Ellen Peel, J.D., L.L.M.

EPeel

Ellen Peel, President of The Billfish Foundation (TBF) grew up on the Mississippi coast, developing an early appreciation for magnificent marlin and sailfish.  Armed with a law degree from the University of Mississippi and a Masters of Law from the University of Washington, she joined the Center for Marine Conservation as a fisheries conservation advocate. In 1995, the late Win Rockefeller contacted Peel about working with TBF.

Peel has led TBF beyond its original mission in support of its tagging program and billfish research to effective advocacy for billfish conservation.   Utilizing support of applied biological and economic research and strong education efforts, Peel and TBF have cemented billfish management into the policy of the U.S. federal government and extended that idea onto the international playing field, where TBF is regularly involved with other nations and regional fisheries management bodies like ICCAT and the IATTC.

Under Peel’s direction TBF has championed catch-and-release, the economic sense of keeping billfish in the water and the advancement of credible science for sound management. TBF has pushed billfish conservation on many fronts - securing the world’s first international billfish conservation measures before ICCAT, keeping longline fisheries from developing off California and Mexico, and, most recently, helping Peru prohibit commercial harvest of billfish. TBF recently entered into an agreement with the governments of Central America to develop a regional sportfishing and billfish management plan.  Outreach and education efforts in the U.S., Bahamas and throughout the Caribbean are teaching new generations the value of sustainable sportfishing and conservation. Peel is currently organizing the 5th International Billfish Symposium to be held in New Orleans in 2010.

Clive Petrovic

Clive Petrovic is currently the Director of Econcerns, Ltd, an environmental consulting firm based in the British Virgin Islands.

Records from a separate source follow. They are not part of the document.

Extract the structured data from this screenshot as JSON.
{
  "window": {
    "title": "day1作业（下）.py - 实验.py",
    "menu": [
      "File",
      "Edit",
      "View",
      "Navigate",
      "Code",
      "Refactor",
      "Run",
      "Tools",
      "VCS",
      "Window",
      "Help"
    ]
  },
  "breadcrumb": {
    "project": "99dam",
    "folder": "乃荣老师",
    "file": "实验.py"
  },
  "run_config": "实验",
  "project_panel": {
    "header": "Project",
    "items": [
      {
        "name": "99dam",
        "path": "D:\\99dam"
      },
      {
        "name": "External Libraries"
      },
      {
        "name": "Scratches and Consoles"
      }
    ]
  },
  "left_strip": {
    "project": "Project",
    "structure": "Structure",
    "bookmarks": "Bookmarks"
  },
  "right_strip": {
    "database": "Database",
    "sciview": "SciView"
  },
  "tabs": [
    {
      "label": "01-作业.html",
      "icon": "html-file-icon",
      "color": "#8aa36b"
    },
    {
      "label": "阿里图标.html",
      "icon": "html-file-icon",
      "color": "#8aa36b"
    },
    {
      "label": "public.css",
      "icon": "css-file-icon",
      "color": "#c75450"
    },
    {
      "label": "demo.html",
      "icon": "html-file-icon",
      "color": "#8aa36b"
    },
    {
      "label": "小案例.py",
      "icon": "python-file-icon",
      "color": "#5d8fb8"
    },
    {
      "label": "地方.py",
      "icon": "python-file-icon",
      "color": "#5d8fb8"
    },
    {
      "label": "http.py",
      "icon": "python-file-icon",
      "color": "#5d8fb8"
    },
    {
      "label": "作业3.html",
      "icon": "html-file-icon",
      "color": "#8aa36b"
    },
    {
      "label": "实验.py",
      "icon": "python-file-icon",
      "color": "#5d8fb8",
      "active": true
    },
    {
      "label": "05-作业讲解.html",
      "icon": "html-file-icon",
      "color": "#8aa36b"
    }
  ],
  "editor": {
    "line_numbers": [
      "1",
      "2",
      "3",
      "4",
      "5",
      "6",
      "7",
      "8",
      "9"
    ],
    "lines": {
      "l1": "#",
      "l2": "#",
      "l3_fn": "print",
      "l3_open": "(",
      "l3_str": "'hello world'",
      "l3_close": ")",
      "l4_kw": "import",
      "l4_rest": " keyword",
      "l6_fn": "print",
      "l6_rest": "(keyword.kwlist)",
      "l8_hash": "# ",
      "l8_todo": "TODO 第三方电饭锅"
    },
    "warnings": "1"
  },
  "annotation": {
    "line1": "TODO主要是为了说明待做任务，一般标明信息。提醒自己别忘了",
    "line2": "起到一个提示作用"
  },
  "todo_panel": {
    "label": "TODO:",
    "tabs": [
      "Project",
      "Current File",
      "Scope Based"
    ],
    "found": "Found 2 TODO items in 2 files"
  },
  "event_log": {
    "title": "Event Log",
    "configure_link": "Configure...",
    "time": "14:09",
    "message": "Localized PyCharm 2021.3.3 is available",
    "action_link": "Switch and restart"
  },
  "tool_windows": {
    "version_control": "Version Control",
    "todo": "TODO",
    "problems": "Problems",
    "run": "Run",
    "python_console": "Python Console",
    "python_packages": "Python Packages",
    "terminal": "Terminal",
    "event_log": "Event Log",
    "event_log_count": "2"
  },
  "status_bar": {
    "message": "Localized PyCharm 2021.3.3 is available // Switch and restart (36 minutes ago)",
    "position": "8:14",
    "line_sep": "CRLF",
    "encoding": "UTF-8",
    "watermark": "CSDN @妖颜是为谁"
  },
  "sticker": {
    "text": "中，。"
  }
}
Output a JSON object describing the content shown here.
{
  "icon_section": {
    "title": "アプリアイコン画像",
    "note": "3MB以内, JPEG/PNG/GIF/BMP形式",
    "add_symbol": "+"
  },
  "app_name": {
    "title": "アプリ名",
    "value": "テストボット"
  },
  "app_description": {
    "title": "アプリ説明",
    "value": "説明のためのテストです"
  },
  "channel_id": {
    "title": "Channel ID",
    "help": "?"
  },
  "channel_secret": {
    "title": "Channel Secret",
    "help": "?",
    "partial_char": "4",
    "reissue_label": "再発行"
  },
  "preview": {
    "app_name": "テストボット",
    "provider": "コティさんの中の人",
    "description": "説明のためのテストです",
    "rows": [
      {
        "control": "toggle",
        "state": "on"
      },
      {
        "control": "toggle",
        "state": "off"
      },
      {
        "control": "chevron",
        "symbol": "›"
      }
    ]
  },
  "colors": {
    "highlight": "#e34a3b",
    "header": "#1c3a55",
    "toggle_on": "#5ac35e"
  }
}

The company specializes in environmental impact assessments and projects related to marine environmental education and nautical tourism. Previously, he spent 12 years at the H. Lavity Stoutt Community College developing the Centre for Applied Marine Studies. The Centre offers programs in marine technology aimed at the yachting industry, maritime studies training boat captains and crew, and environmental programs focusing on environmental monitoring and interpretation. In addition, he has been promoting the development of aquaculture in the BVI. His marine research interests include studies on the population, distribution, and conservation of the Queen Conch. More recently he has been involved in monitoring coral reef health and the spread of invasives on the islands and in the marine environments.

Lionel Reynal, PhD

Lionel Reynal is currently head biologist of the Ifremer (French Research Institute for the Exploitation of the Sea) fisheries resources laboratory for the French Antilles. He is directing a project aimed at implementing a Fisheries Resources Information System which includes biological, technical, as well as economic and social data, which is currently harmonized with the national data collection system. He is working on the “MAGDELESA” research project on the development of sustainable moored fish aggregating device (FAD) fishing in the Lesser Antilles. The project emerged from a WECAFC ad hoc working group coordinated by FAO/COPACO, Ifremer and IRPM. Lionel is also the President of “Carbet des Sciences” (Scientific, Technical and Industrial Culture Center of Martinique).